The era of the fact is coming to an end: the place once held by “facts” is being taken over by “data.” This is making for more epistemological mayhem, not least because the collection and weighing of facts require investigation, discernment, and judgment, while the collection and analysis of data are outsourced to machines. “Most knowing now is Google-knowing – knowledge acquired online,” Lynch writes in “The Internet of Us” (his title is a riff on the ballyhooed and bewildering “Internet of Things”). We now only rarely discover facts, Lynch observes; instead, we download them. Of course, we also upload them: with each click and keystroke, we hack off tiny bits of ourselves and glom them on to a data Leviathan.
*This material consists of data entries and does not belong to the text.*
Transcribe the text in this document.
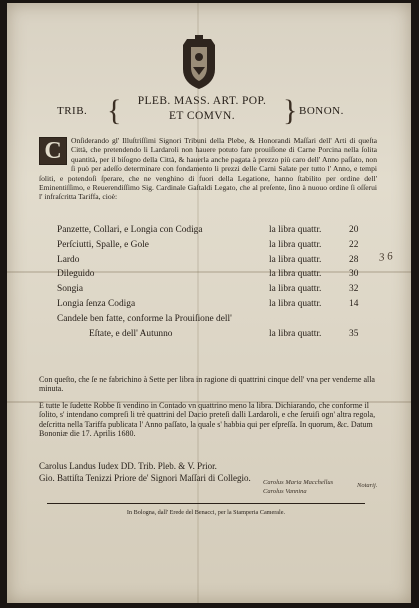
TRIB. {	PLEB. MASS. ART. POP.
ET COMVN.	} BONON.
C	Onſiderando gl' Illuſtriſſimi Signori Tribuni della Plebe, & Honorandi Maſſari dell' Arti di queſta Città, che pretendendo li Lardaroli non hauere potuto fare prouiſione di Carne Porcina nella ſolita quantità, per il biſogno della Città, & hauerla anche pagata à prezzo più caro dell' Anno paſſato, non ſi può per adeſſo determinare con fondamento li prezzi delle Carni Salate per tutto l' Anno, e tempi ſoliti, e potendoſi ſperare, che ne venghino di fuori della Legatione, hanno ſtabilito per ordine dell' Eminentiſſimo, e Reuerendiſſimo Sig. Cardinale Gaſtaldi Legato, che al preſente, ſino à nuouo ordine ſi oſſerui l' infraſcritta Tariffa, cioè:
Panzette, Collari, e Longia con Codiga	la libra quattr.	20
Perſciutti, Spalle, e Gole	la libra quattr.	22
Lardo	la libra quattr.	28
Dileguido	la libra quattr.	30
Songia	la libra quattr.	32
Longia ſenza Codiga	la libra quattr.	14
Candele ben fatte, conforme la Prouiſione dell'
Eſtate, e dell' Autunno	la libra quattr.	35
Con queſto, che ſe ne fabrichino à Sette per libra in ragione di quattrini cinque dell' vna per venderne alla minuta.
E tutte le ſudette Robbe ſi vendino in Contado vn quattrino meno la libra. Dichiarando, che conforme il ſolito, s' intendano compreſi li trè quattrini del Dacio preteſi dalli Lardaroli, e che ſeruiſi ogn' altra regola, deſcritta nella Tariffa publicata l' Anno paſſato, la quale s' habbia qui per eſpreſſa. In quorum, &c. Datum Bononiæ die 17. Aprilis 1680.
Carolus Landus Iudex DD. Trib. Pleb. & V. Prior.
Gio. Battiſta Tenizzi Priore de' Signori Maſſari di Collegio.	Carolus Maria Macchellus
Carolus Vannina
Notarij.
In Bologna, dall' Erede del Benacci, per la Stamperia Camerale.
3 6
“The Internet didn’t create this problem, but it is exaggerating it,” Lynch writes, and it’s an important and understated point. Blaming the Internet is shooting fish in a barrel—a barrel that is floating in the sea of history. It’s not that you don’t hit a fish; it’s that the issue is the ocean. No matter the bigness of the data, the vastness of the Web, the freeness of speech, nothing could be less well settled in the twenty-first century than whether people know what they know from faith or from facts, or whether anything, in the end, can really be said to be fully proved.
Jill Lepore, “After the Fact”, The New Yorker (21 March 2016), 93-94.